One of the things that has helped facilitate the changeovers has been special Foxboro I/O cards that provide an interface between the old and new system. Graham Bennett, migration consultant for Invensys Process Systems describes the approach:

“We retain all the field wiring up to and including the marshalling cabinets, and then the interface cabling between the marshalling cabinets and the actual I/O of the legacy vendor. We take the connection off and replace the card one-for-one using a new card made to the form factor of the legacy vendor,” he says.

“Having the one-for-one lineup, there isn’t any configuration change needed, and every point on the I/O from the field lines up with the original card layout,” Bennett adds.

Zwick is getting ready for his next major move. “It’s a big one,” he says. “We’ll have a 12-hour window, but it’s 4,000 I/O points, so we’ll need all of it. Downtime on this plant is $100,000 per hour,” he says.

Utilities case history: Choosing the right tool

Colorado Springs Utilities is a municipally owned utility group providing electric power, gas, water, and wastewater services to residences and businesses. The electric power division operates a small fleet of coal-fired units, several hydroelectric plants, and is a co-owner of a gas-fired combined cycle turbine plant. Additionally it operates the 54 MW George Birdsall plant, with a gas-fired conventional boiler for 12-hour emergency and peaking capacity.

The Birdsall plant was built in the mid-1950s and still has its original boiler and turbine. Consequently, it lacks the efficiency of newer plants and no longer operates as base-loaded capacity for cost reasons. However, with growing power demand in the area, its operating time is increasing each year. Brent Richardson is plant manager, and recently brought the facility through a control system migration.

The plant had been running with a Rosemount RS3 DCS since about 1991, but Richardson reported that they decided to look for an alternative when he received word that the platform was into its final decade of OEM support. Given that Birdsall is not a very large plant with fewer than 150 I/O points and straightforward control strategy, Richardson and his colleagues decided to explore a variety of options.

“We were familiar and comfortable with DCS, for its power and speed,” says Richardson. “We first set out to look at DCS platforms, including Delta V. Our Ray Nixon generating plant has an ABB system, so we considered that. We also looked at our water department. It is doing all its process control with Allen-Bradley ControLogix PLCs. Once we looked at the power and speed of the new PLC based system, we found that it was actually about 10 times faster than what we were controlling the units with right now.”
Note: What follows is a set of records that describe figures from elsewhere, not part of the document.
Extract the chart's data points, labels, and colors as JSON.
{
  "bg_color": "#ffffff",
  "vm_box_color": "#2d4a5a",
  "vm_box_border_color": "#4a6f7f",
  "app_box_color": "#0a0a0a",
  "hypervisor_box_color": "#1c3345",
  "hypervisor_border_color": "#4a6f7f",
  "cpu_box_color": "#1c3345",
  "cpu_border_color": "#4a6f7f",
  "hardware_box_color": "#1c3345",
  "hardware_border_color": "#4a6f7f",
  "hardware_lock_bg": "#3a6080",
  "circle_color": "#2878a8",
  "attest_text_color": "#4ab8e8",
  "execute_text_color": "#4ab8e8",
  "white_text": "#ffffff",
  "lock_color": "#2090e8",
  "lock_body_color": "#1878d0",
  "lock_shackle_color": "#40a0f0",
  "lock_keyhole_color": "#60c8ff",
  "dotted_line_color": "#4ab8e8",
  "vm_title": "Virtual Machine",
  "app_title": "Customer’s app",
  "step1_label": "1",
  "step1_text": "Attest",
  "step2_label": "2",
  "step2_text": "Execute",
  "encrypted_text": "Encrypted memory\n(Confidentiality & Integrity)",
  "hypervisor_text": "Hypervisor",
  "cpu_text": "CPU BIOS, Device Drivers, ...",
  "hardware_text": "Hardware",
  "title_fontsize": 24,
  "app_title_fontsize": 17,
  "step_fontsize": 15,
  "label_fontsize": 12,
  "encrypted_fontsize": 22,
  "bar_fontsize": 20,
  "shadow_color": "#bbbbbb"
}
The idea of sharing the same system as the water department had considerable appeal, and serves as a prototype for retrofits that are anticipated at the hydroelectric plants within the next four years.

“There were numerous systems that could have done the job,” Richardson adds. “We want a system that can control our entire fleet, including the hydro plants. The PLC system gives us what we need here, and will integrate with all our other facilities. As soon as I put in my system, I had the whole intelligence of the water department on the ControLogix platform, since they were standardized on it. I can use their resources, including five or six trained I&C technicians and even spare parts. I’m no longer stuck on a stand-alone platform. Having those resources available brought huge value to us.”